Another of Ozzy he is moulting, hence his legs being thin, but the hair is coming back now.


----------



## Lavenderb (Jan 27, 2009)

Do you get many chances to go out and play with them? I can't resist ferret games, they are so hilarious.


----------



## DKDREAM (Sep 15, 2008)

Lavenderb said:


> Do you get many chances to go out and play with them? I can't resist ferret games, they are so hilarious.


I play with the daily yeah love spending time with them its my way of chilling out.


----------



## Lavenderb (Jan 27, 2009)

Might sound a bit weird but I love sniffing the fur  and love their bellies when they are being tickled.


----------



## DKDREAM (Sep 15, 2008)

Lavenderb said:


> Might sound a bit weird but I love sniffing the fur  and love their bellies when they are being tickled.


i know what you mean lol its not wired ozzy play nips while you tickle his belly.


----------



## DKDREAM (Sep 15, 2008)

and here is grandad plug he is the sweetest ferret ever.


----------



## Lavenderb (Jan 27, 2009)

Awww how old is grandad Plug?


----------



## DKDREAM (Sep 15, 2008)

he is 3 nearly 4. he is going into winter coat hence him being lighter

ETA : he is Tia's dad


----------



## thedogsmother (Aug 28, 2008)

They are all so gorgeous, do you own Tias mum? I might need a thread all about Tia and her relatives


----------



## DKDREAM (Sep 15, 2008)

thedogsmother said:


> They are all so gorgeous, do you own Tias mum? I might need a thread all about Tia and her relatives


yeah her picture is on here (Moonshine)


----------



## thedogsmother (Aug 28, 2008)

I think Im in love with Tia and her family , how many family members do you own?


----------



## DKDREAM (Sep 15, 2008)

thedogsmother said:


> I think Im in love with Tia and her family , how many family members do you own?

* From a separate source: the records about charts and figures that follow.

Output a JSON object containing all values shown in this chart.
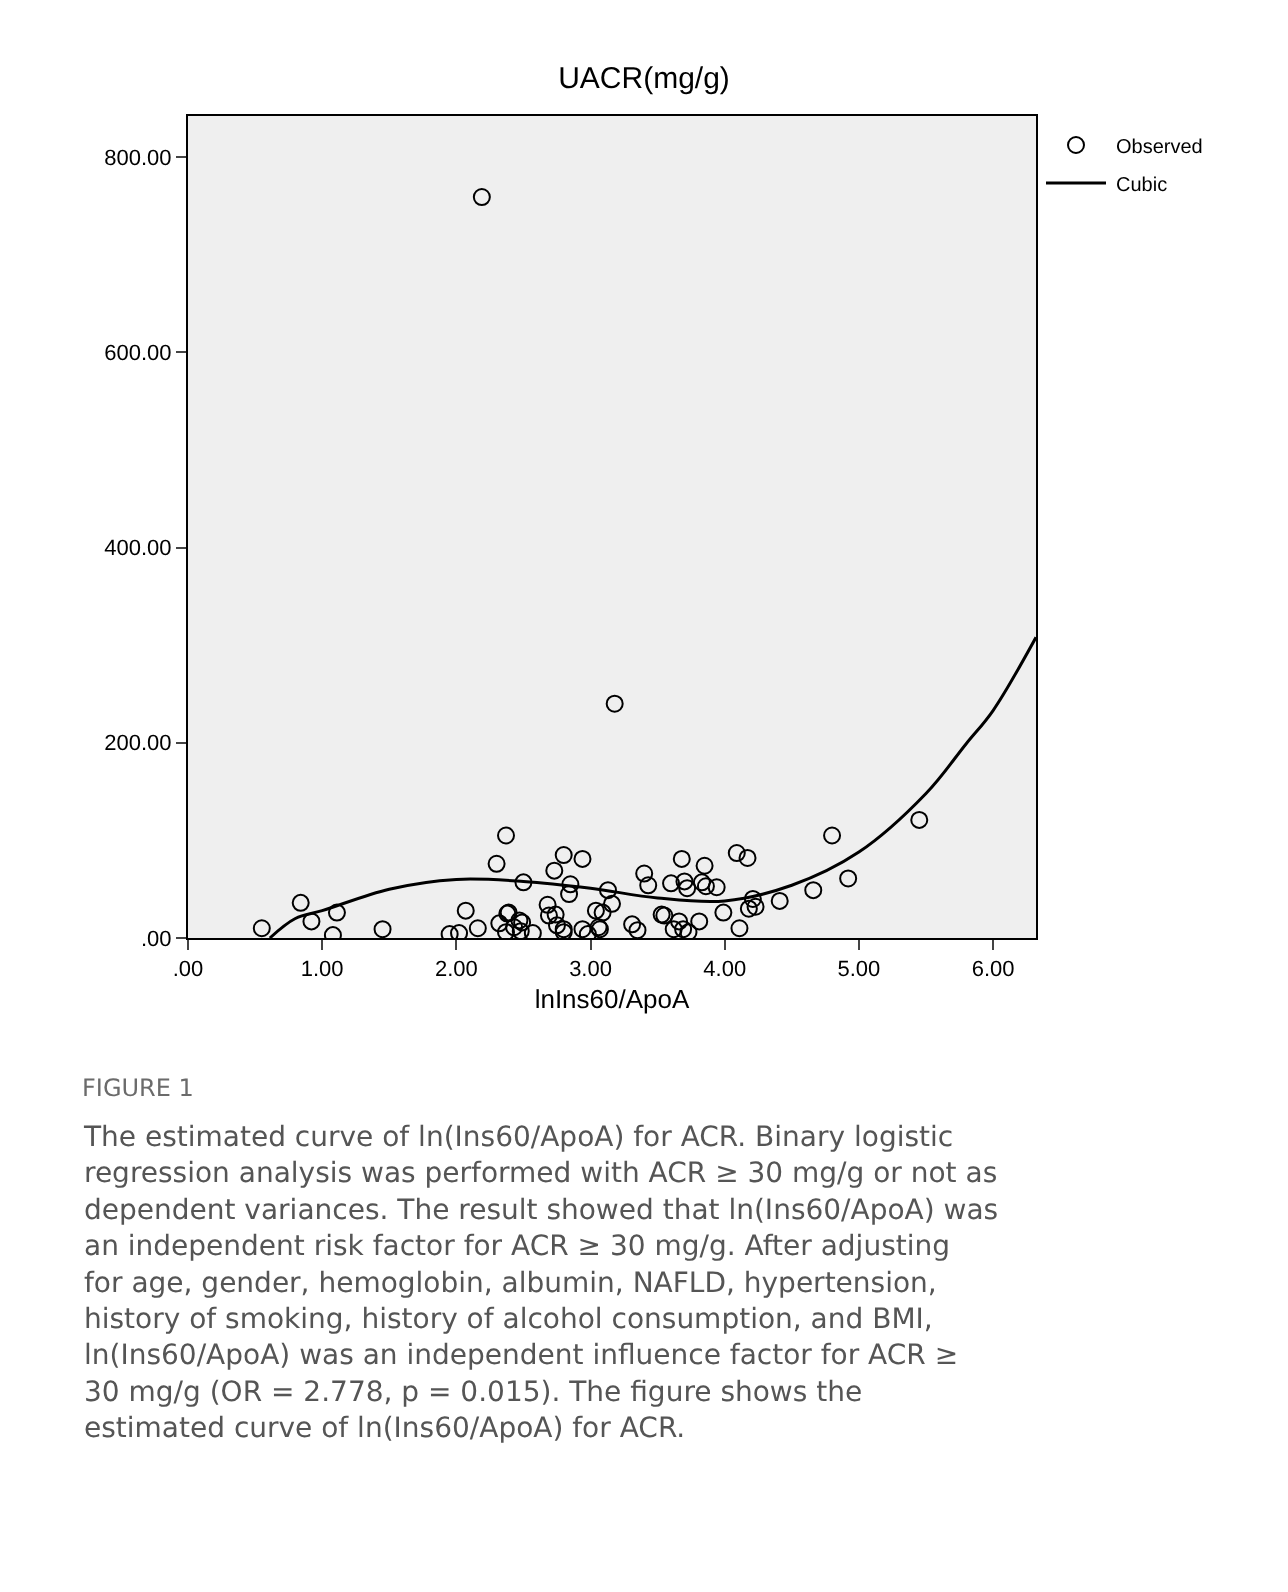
{
  "chart_data": {
    "type": "scatter",
    "title": "UACR(mg/g)",
    "xlabel": "lnIns60/ApoA",
    "xlim": [
      0,
      6.32
    ],
    "ylim": [
      0,
      842
    ],
    "xticks": [
      {
        "value": 0,
        "label": ".00"
      },
      {
        "value": 1,
        "label": "1.00"
      },
      {
        "value": 2,
        "label": "2.00"
      },
      {
        "value": 3,
        "label": "3.00"
      },
      {
        "value": 4,
        "label": "4.00"
      },
      {
        "value": 5,
        "label": "5.00"
      },
      {
        "value": 6,
        "label": "6.00"
      }
    ],
    "yticks": [
      {
        "value": 0,
        "label": ".00"
      },
      {
        "value": 200,
        "label": "200.00"
      },
      {
        "value": 400,
        "label": "400.00"
      },
      {
        "value": 600,
        "label": "600.00"
      },
      {
        "value": 800,
        "label": "800.00"
      }
    ],
    "grid": false,
    "legend": "top right",
    "marker": "circle",
    "series": [
      {
        "name": "Observed",
        "color": "#000000",
        "x": [
          0.55,
          0.84,
          0.92,
          1.08,
          1.11,
          1.45,
          1.95,
          2.02,
          2.07,
          2.16,
          2.19,
          2.3,
          2.32,
          2.37,
          2.37,
          2.38,
          2.39,
          2.43,
          2.47,
          2.48,
          2.49,
          2.5,
          2.57,
          2.68,
          2.69,
          2.73,
          2.74,
          2.75,
          2.8,
          2.8,
          2.8,
          2.85,
          2.84,
          2.94,
          2.94,
          2.98,
          3.04,
          3.06,
          3.07,
          3.09,
          3.13,
          3.16,
          3.18,
          3.31,
          3.35,
          3.4,
          3.43,
          3.53,
          3.55,
          3.6,
          3.62,
          3.66,
          3.68,
          3.7,
          3.69,
          3.72,
          3.73,
          3.81,
          3.83,
          3.85,
          3.86,
          3.94,
          3.99,
          4.09,
          4.11,
          4.17,
          4.18,
          4.21,
          4.23,
          4.41,
          4.66,
          4.8,
          4.92,
          5.45
        ],
        "values": [
          10,
          36,
          17,
          3,
          26,
          9,
          4,
          5,
          28,
          10,
          759,
          76,
          15,
          105,
          6,
          25,
          26,
          11,
          18,
          7,
          16,
          57,
          5,
          34,
          23,
          69,
          24,
          13,
          6,
          85,
          9,
          55,
          45,
          81,
          9,
          4,
          28,
          11,
          9,
          26,
          49,
          35,
          240,
          14,
          8,
          66,
          54,
          24,
          23,
          56,
          9,
          17,
          81,
          58,
          9,
          51,
          6,
          17,
          57,
          74,
          53,
          52,
          26,
          87,
          10,
          82,
          30,
          40,
          32,
          38,
          49,
          105,
          61,
          121
        ]
      },
      {
        "name": "Cubic",
        "type": "line",
        "color": "#000000",
        "marker": "none",
        "line_style": "solid",
        "x": [
          0.61,
          0.8,
          1.0,
          1.5,
          2.0,
          2.5,
          3.0,
          3.5,
          4.0,
          4.5,
          5.0,
          5.5,
          5.8,
          6.0,
          6.32
        ],
        "values": [
          0,
          20,
          28,
          50,
          60,
          58,
          51,
          41,
          38,
          54,
          88,
          148,
          199,
          233,
          308
        ]
      }
    ],
    "annotations": [
      "FIGURE 1",
      "The estimated curve of ln(Ins60/ApoA) for ACR. Binary logistic regression analysis was performed with ACR ≥ 30 mg/g or not as dependent variances. The result showed that ln(Ins60/ApoA) was an independent risk factor for ACR ≥ 30 mg/g. After adjusting for age, gender, hemoglobin, albumin, NAFLD, hypertension, history of smoking, history of alcohol consumption, and BMI, ln(Ins60/ApoA) was an independent influence factor for ACR ≥ 30 mg/g (OR = 2.778, p = 0.015). The figure shows the estimated curve of ln(Ins60/ApoA) for ACR."
    ]
  }
}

i have 9 of tias babies her mum and dad and her brother.


----------



## Lavenderb (Jan 27, 2009)

thedogsmother said:


> I think Im in love with Tia and her family , how many family members do you own?


I fell in love with them first, back off Mrs Mod lol


----------



## thedogsmother (Aug 28, 2008)

DKDREAM said:


> i have 9 of tias babies her mum and dad and her brother.


Hmm 13, I could fit 13 ferrets in without my oh noticing, now all I have to do is work out where you live and distract you long enough so I can steal them all, also I have to get there before Lavenderb gets her hands on them


----------



## thedogsmother (Aug 28, 2008)

Lavenderb said:


> I fell in love with them first, back off Mrs Mod lol


Go near MY ferrets and youre banned


----------



## DKDREAM (Sep 15, 2008)

Pmsl you lot crack me up


----------



## Lavenderb (Jan 27, 2009)

thedogsmother said:


> Go near MY ferrets and youre banned


at least I won't be homeless with 13 ferrets when your OH finds out


----------



## LostGirl (Jan 16, 2009)

Gorgeous!!!

Fingers crossed a black one comes up in our rescue


----------